Making Spring Loaded Go-Bars
At our annual luthiers camp on Kauai in 2019, fellow luthier Brad Donaldson inspired me to make these spring loaded go-bars to replace the oak stick bars I have used for almost 40 years.Go-bars are used to glue the bracing in place and some even use them for gluing on tops and backs.I thought I'd give them a try and this is my take on Brad's suggestion. Lots of luthiers make these, and I'm sure there are many ways to do it. This not meant to be a complete tutorial, just a starting point for ideas should you decide to try making some. These bars do require your decks to be standardized if you have more than 1. My bars are designed to have an adjustable height by adding a 2nd short piece of wood dowel to the top if needed, as per Brad's design.

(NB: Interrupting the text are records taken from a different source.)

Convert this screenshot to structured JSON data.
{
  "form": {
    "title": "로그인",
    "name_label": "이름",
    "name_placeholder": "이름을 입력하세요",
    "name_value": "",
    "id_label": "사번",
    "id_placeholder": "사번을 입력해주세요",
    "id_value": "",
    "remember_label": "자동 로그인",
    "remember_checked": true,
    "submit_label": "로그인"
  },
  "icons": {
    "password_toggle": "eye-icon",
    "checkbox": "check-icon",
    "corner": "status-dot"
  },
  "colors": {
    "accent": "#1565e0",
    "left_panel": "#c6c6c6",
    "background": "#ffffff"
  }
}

The idea behind this project was to eliminate this!
I made my bars out of 1/2" CPVC tubing and 7/16" wood dowels. Here are the parts. The CPVC, wood dowel, a compression spring, a couple of pieces of brass rod which go though the CPVC to act as stops, a piece of 1/8" cork, and a piece of nylon uke string. If you are making these, keep in mind that wood dowel is far more expensive than CPVC and designing to make your longest lengths out of the tubing will save you a lot. These clamps cost me $2.53 each in materials.
The hard part of this project is coming up with the right lengths to cut the tubing and the dowel into and finding springs you want to use. Brad used an assortment of springs that he found in a combo pack and I used a uniform size, but I had to go all three Ace Hardware stores in the area to find the quantity I wanted. The lengths to cut things into depends on the height of your go-bar deck, and the travel in your compression spring. My compression springs have about 3/4" of travel.
I glued cork onto the dowel ends to limit denting of the wood being glued. I've always done this on my sticks and the cork lasts for years. I put a generous amount of glue on the dowel end grain and on the cork. Prop the bars up in your deck to hold the cork on til' it drys. When it's dry, take the bars to your sand and turn them down to a smaller dimeter to help with glue clean-up.
This next photo shows uke string threaded through the CPVC and dowel to prevent the dowel and spring from dropping out. High tech stuff! A small diameter string, like .025 or so, worked best for me.
This is what I love about go-bar decks. You can stack them to the ceiling and they take up almost no space. The bars won't come loose, even if you leave them for a month. This way of gluing bracing fits my schedule the best. My next project is to try and make some lighter weight laminations in combination with carbon fiber to make the materials in my guitar decks lighter. Uke decks are light, my 30+ year old particle board guitar decks are way too heavy!